Hawaii wrong to reject LNG as bridge fuel to renewables, expert says
(Hawaii News Now; Feb. 25) - An independent energy expert said Hawaii’s governor and environmentalists are wrong to reject liquefied natural gas in the state's effort to convert 100 percent to renewable energy in 30 years. Hawaiian Electric and Hawaii Gas companies are proposing to bring LNG to Hawaii, saying it could decrease electricity bills anywhere from 14 to 30 percent. The governor and environmentalists say it’s a bad idea because LNG is still a fossil fuel, subject to price fluctuations in world markets.
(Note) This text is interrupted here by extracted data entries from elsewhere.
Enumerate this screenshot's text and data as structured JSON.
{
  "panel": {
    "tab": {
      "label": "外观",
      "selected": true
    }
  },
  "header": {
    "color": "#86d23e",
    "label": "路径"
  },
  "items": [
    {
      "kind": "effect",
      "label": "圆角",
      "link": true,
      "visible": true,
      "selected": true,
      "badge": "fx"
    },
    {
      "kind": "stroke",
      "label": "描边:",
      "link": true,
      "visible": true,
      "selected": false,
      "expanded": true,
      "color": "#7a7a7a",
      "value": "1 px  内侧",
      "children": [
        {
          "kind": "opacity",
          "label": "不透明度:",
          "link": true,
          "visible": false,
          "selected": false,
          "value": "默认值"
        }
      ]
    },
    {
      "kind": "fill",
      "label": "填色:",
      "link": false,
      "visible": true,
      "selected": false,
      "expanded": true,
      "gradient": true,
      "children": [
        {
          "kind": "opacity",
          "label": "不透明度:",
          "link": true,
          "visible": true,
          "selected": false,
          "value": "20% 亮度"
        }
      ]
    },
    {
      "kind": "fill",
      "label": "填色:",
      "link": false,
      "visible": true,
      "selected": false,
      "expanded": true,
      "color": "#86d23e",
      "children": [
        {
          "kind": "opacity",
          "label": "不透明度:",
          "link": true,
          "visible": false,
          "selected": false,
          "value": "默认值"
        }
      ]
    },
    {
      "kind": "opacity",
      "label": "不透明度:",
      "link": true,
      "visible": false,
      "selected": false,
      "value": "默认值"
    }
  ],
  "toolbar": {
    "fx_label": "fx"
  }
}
"I think you need to put all the tools on the table, try to pick the most cost-effective way to get toward your goals as you can," said John Cole, who represented Hawaii electricity ratepayers for two years as consumer advocate followed by six years on the Public Utilities Commission. Cole, who is now a researcher at the University of Hawaii’s Hawaii Natural Energy Institute, said ruling out LNG is a bad idea.
Cole said besides being cheaper for consumers, LNG emits about 30 percent less pollution than current power-generation plants, so it's a good interim measure on the way to the state's statutory goal of meeting all its energy needs with solar, wind and other renewables by 2045. "If it can save some money along the way, in total, including paying back for any necessary infrastructure, can reduce emissions and help comply with regulations at a lower cost," Cole said.